Nigel sangat suka penerimaan Gail ketika mendengarnya bercerita tentang masa lalu berdua dulu. Tapi dia hanya akan berbagi memori tersebut jika istrinya itu sedang ingin tahu karena baginya menikmati waktu pada detik ini lebih penting.
Kali ini, yang Nigel dan Genaya alami di momen itu diceritakan tanpa disaring pada bagian panas sepasang pengantin baru. Tutur si suami hanyut dalam indahnya ingatan itu.
Gail dibuat dilema ketika menyimak bagian itu. Sebagian sisi ingin mendengar terus karena raut wajah senang dari Nigel menularinya.
Bagian sisi lain, Gail merasa bersalah, takut dan emosi buruk sejenisnya. Dari yang pernah dia baca, seorang pria dewasa apalagi berstatus suami yang sudah punya anak, memiliki kebutuhan biologis terkait hormon berhubungan badan lebih tinggi daripada wanita.
Seakan Gail menyiksa Nigel. Sebab tahap kedekatan kontak fisik keduanya ada di saling mendekap, memeluk seperti yang Duo J lakukan.
"Maaf, Nigel," ujar Gail di tengah-tengah kalimat sang suami bercerita.
Sontak itu menghentikan Nigel bersuara. Karena suara dari kalimat sangat pendek Gail itu seolah menghantam kehati-hatiannya.

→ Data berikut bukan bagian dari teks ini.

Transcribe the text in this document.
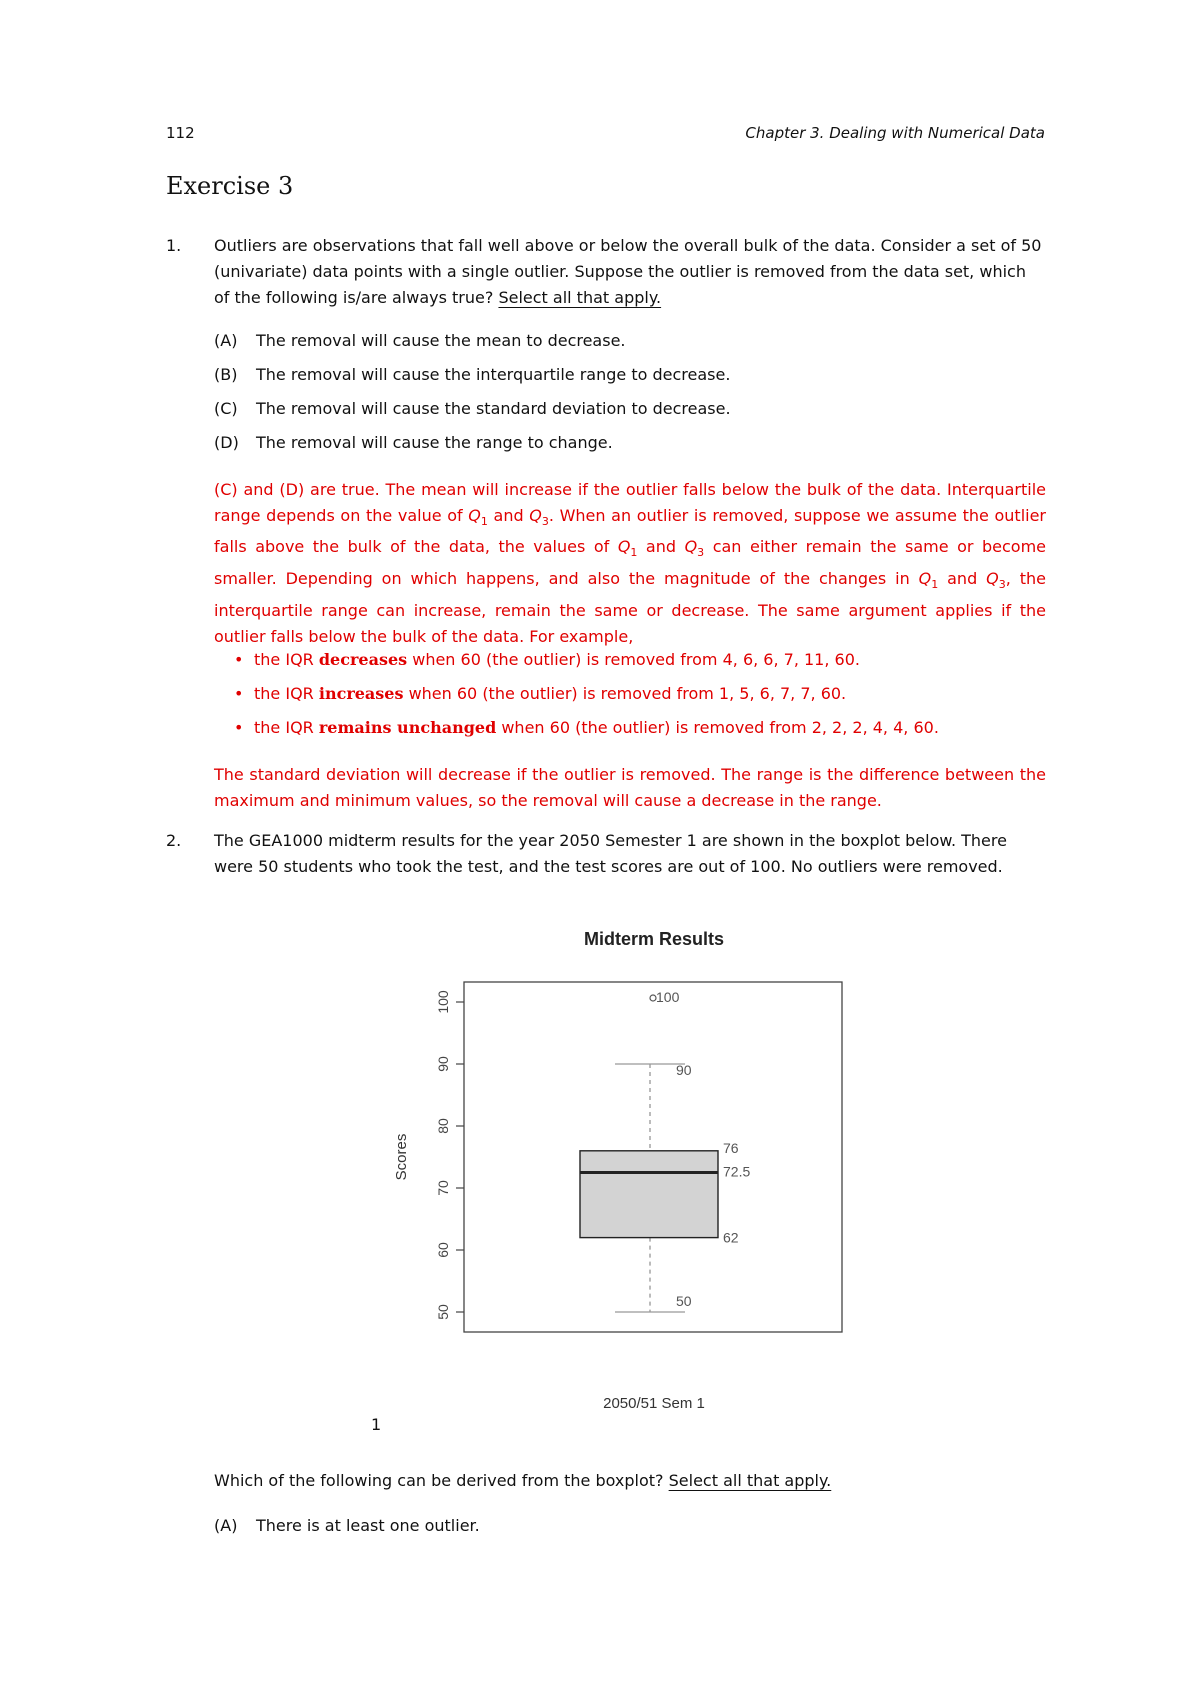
112	Chapter 3. Dealing with Numerical Data
Exercise 3
1. Outliers are observations that fall well above or below the overall bulk of the data. Consider a set of 50 (univariate) data points with a single outlier. Suppose the outlier is removed from the data set, which of the following is/are always true? Select all that apply.
(A) The removal will cause the mean to decrease.
(B) The removal will cause the interquartile range to decrease.
(C) The removal will cause the standard deviation to decrease.
(D) The removal will cause the range to change.
(C) and (D) are true. The mean will increase if the outlier falls below the bulk of the data. Interquartile range depends on the value of $Q_1$ and $Q_3$. When an outlier is removed, suppose we assume the outlier falls above the bulk of the data, the values of $Q_1$ and $Q_3$ can either remain the same or become smaller. Depending on which happens, and also the magnitude of the changes in $Q_1$ and $Q_3$, the interquartile range can increase, remain the same or decrease. The same argument applies if the outlier falls below the bulk of the data. For example,
• the IQR decreases when 60 (the outlier) is removed from 4, 6, 6, 7, 11, 60.
• the IQR increases when 60 (the outlier) is removed from 1, 5, 6, 7, 7, 60.
• the IQR remains unchanged when 60 (the outlier) is removed from 2, 2, 2, 4, 4, 60.
The standard deviation will decrease if the outlier is removed. The range is the difference between the maximum and minimum values, so the removal will cause a decrease in the range.
2. The GEA1000 midterm results for the year 2050 Semester 1 are shown in the boxplot below. There were 50 students who took the test, and the test scores are out of 100. No outliers were removed.
Midterm Results
Scores
2050/51 Sem 1
50
60
70
80
90
100	100
90
76
72.5
62
50
1
Which of the following can be derived from the boxplot? Select all that apply.
(A) There is at least one outlier.
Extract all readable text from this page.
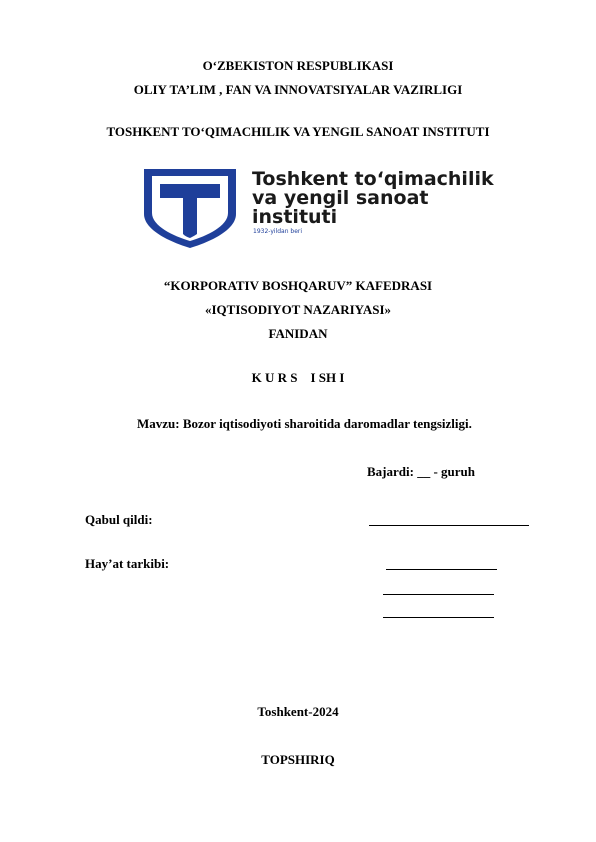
O‘ZBEKISTON RESPUBLIKASI
OLIY TA’LIM , FAN VA INNOVATSIYALAR VAZIRLIGI
TOSHKENT TO‘QIMACHILIK VA YENGIL SANOAT INSTITUTI
Toshkent to‘qimachilik
va yengil sanoat
instituti
1932-yildan beri
“KORPORATIV BOSHQARUV” KAFEDRASI
«IQTISODIYOT NAZARIYASI»
FANIDAN
K U R S    I SH I
Mavzu: Bozor iqtisodiyoti sharoitida daromadlar tengsizligi.
Bajardi: __ - guruh
Qabul qildi:
Hay’at tarkibi:
Toshkent-2024
TOPSHIRIQ
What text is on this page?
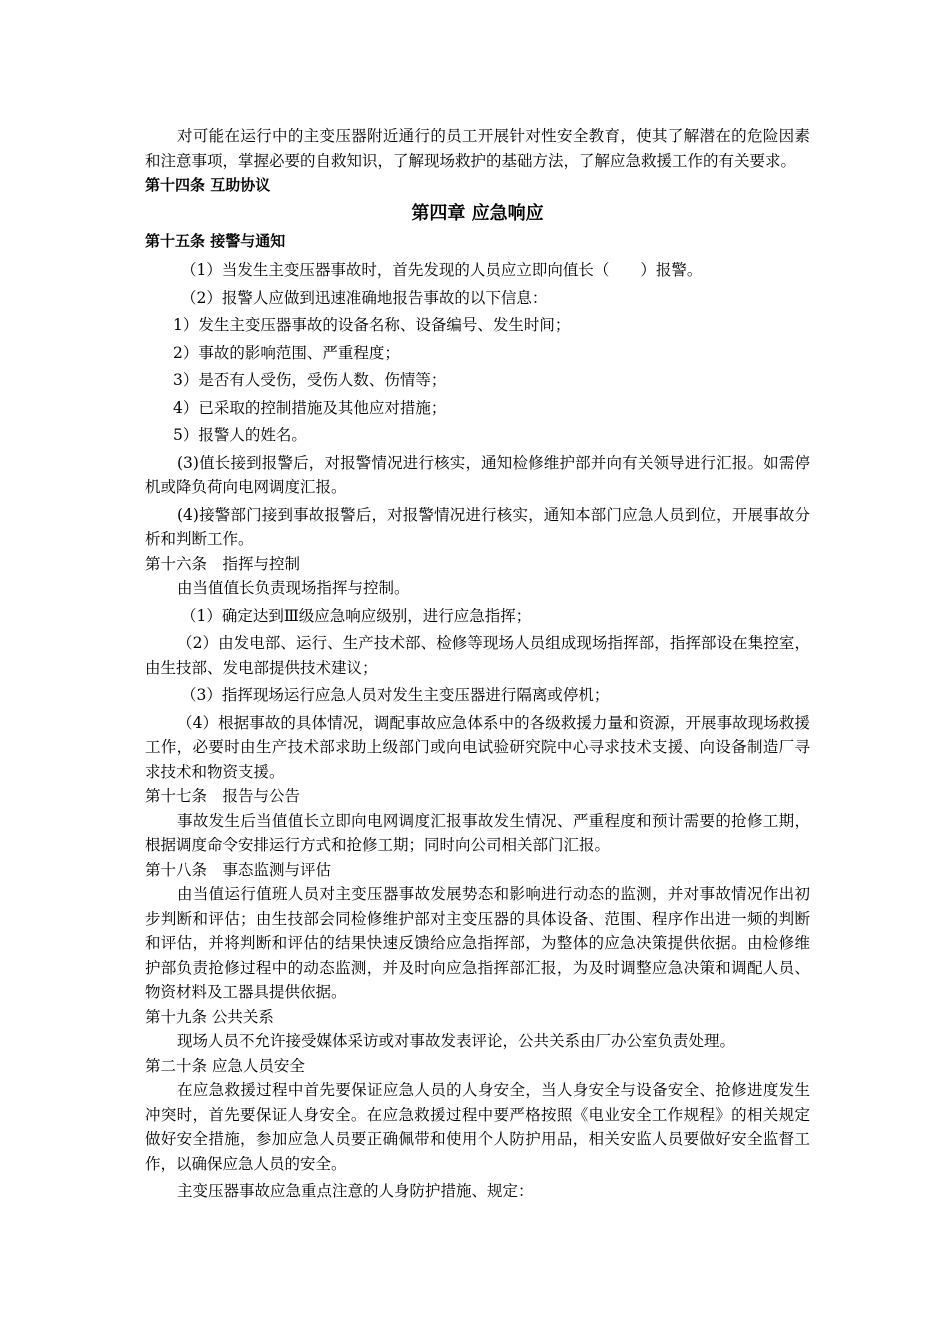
对可能在运行中的主变压器附近通行的员工开展针对性安全教育，使其了解潜在的危险因素和注意事项，掌握必要的自救知识，了解现场救护的基础方法，了解应急救援工作的有关要求。

第十四条 互助协议

第四章 应急响应

第十五条 接警与通知

（1）当发生主变压器事故时，首先发现的人员应立即向值长（　　）报警。

（2）报警人应做到迅速准确地报告事故的以下信息：

1）发生主变压器事故的设备名称、设备编号、发生时间；

2）事故的影响范围、严重程度；

3）是否有人受伤，受伤人数、伤情等；

4）已采取的控制措施及其他应对措施；

5）报警人的姓名。

(3)值长接到报警后，对报警情况进行核实，通知检修维护部并向有关领导进行汇报。如需停机或降负荷向电网调度汇报。

(4)接警部门接到事故报警后，对报警情况进行核实，通知本部门应急人员到位，开展事故分析和判断工作。

第十六条　指挥与控制

由当值值长负责现场指挥与控制。

（1）确定达到Ⅲ级应急响应级别，进行应急指挥；

（2）由发电部、运行、生产技术部、检修等现场人员组成现场指挥部，指挥部设在集控室，由生技部、发电部提供技术建议；

（3）指挥现场运行应急人员对发生主变压器进行隔离或停机；

（4）根据事故的具体情况，调配事故应急体系中的各级救援力量和资源，开展事故现场救援工作，必要时由生产技术部求助上级部门或向电试验研究院中心寻求技术支援、向设备制造厂寻求技术和物资支援。

第十七条　报告与公告

事故发生后当值值长立即向电网调度汇报事故发生情况、严重程度和预计需要的抢修工期，根据调度命令安排运行方式和抢修工期；同时向公司相关部门汇报。

第十八条　事态监测与评估

由当值运行值班人员对主变压器事故发展势态和影响进行动态的监测，并对事故情况作出初步判断和评估；由生技部会同检修维护部对主变压器的具体设备、范围、程序作出进一频的判断和评估，并将判断和评估的结果快速反馈给应急指挥部，为整体的应急决策提供依据。由检修维护部负责抢修过程中的动态监测，并及时向应急指挥部汇报，为及时调整应急决策和调配人员、物资材料及工器具提供依据。

第十九条 公共关系

现场人员不允许接受媒体采访或对事故发表评论，公共关系由厂办公室负责处理。

第二十条 应急人员安全

在应急救援过程中首先要保证应急人员的人身安全，当人身安全与设备安全、抢修进度发生冲突时，首先要保证人身安全。在应急救援过程中要严格按照《电业安全工作规程》的相关规定做好安全措施，参加应急人员要正确佩带和使用个人防护用品，相关安监人员要做好安全监督工作，以确保应急人员的安全。

主变压器事故应急重点注意的人身防护措施、规定：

"Gee?" ucap Nigel bertanya. Tersadar dia dengan raut wajah bahagia Gail sebelumnya pudar.
Hanya kalimat terdiri dari dua kata itu yang diucapkan Gail lagi dan lagi kepada Nigel. Yang membuat suasana antara keduanya canggung dan salah tingkah.
Perbuatan yang tidak Nigel sadari ada dampaknya kepada Gail tersebut berlanjut sampai kegiatan makan malam barusan. Bahkan tadi pagi siang dan sore, telepon video dan pesan teksnya hanya direspon pendek oleh sang istri.
"Gee, sudah ya? Maafmu sudah aku terima dan aku juga minta maaf, salah kata dalam bercerita tadi pagi. Aku merindukanmu."
Gail tidak hanya menoleh, tubuhnya diputar untuk benar-benar berhadapan dengan Nigel. Tugasnya pas selesai.
Raut wajah Nigel tampak sendu di mata Gail. Nadanya berkata barusan juga berisi nada berharap dan memohon.
Rasa bersalah untuk alasan yang berbeda dengan tadi pagi menjalar dalam hati Gail. Matanya menatap lekat ke mata Nigel.
Nigel menampilkan senyum penuh pesona khasnya lalu berkata, "Gee, aku minta maaf."
Gail tersentuh mendengar kalimat Nigel. Tidak ada yang salah dari diri pria sempurna di depannya itu.
Tanpa mempersalahkan kelakuan Gail sepanjang hari, Nigel meminta maaf lagi dan lagi. Entah dari apa hati sang suami terbuat.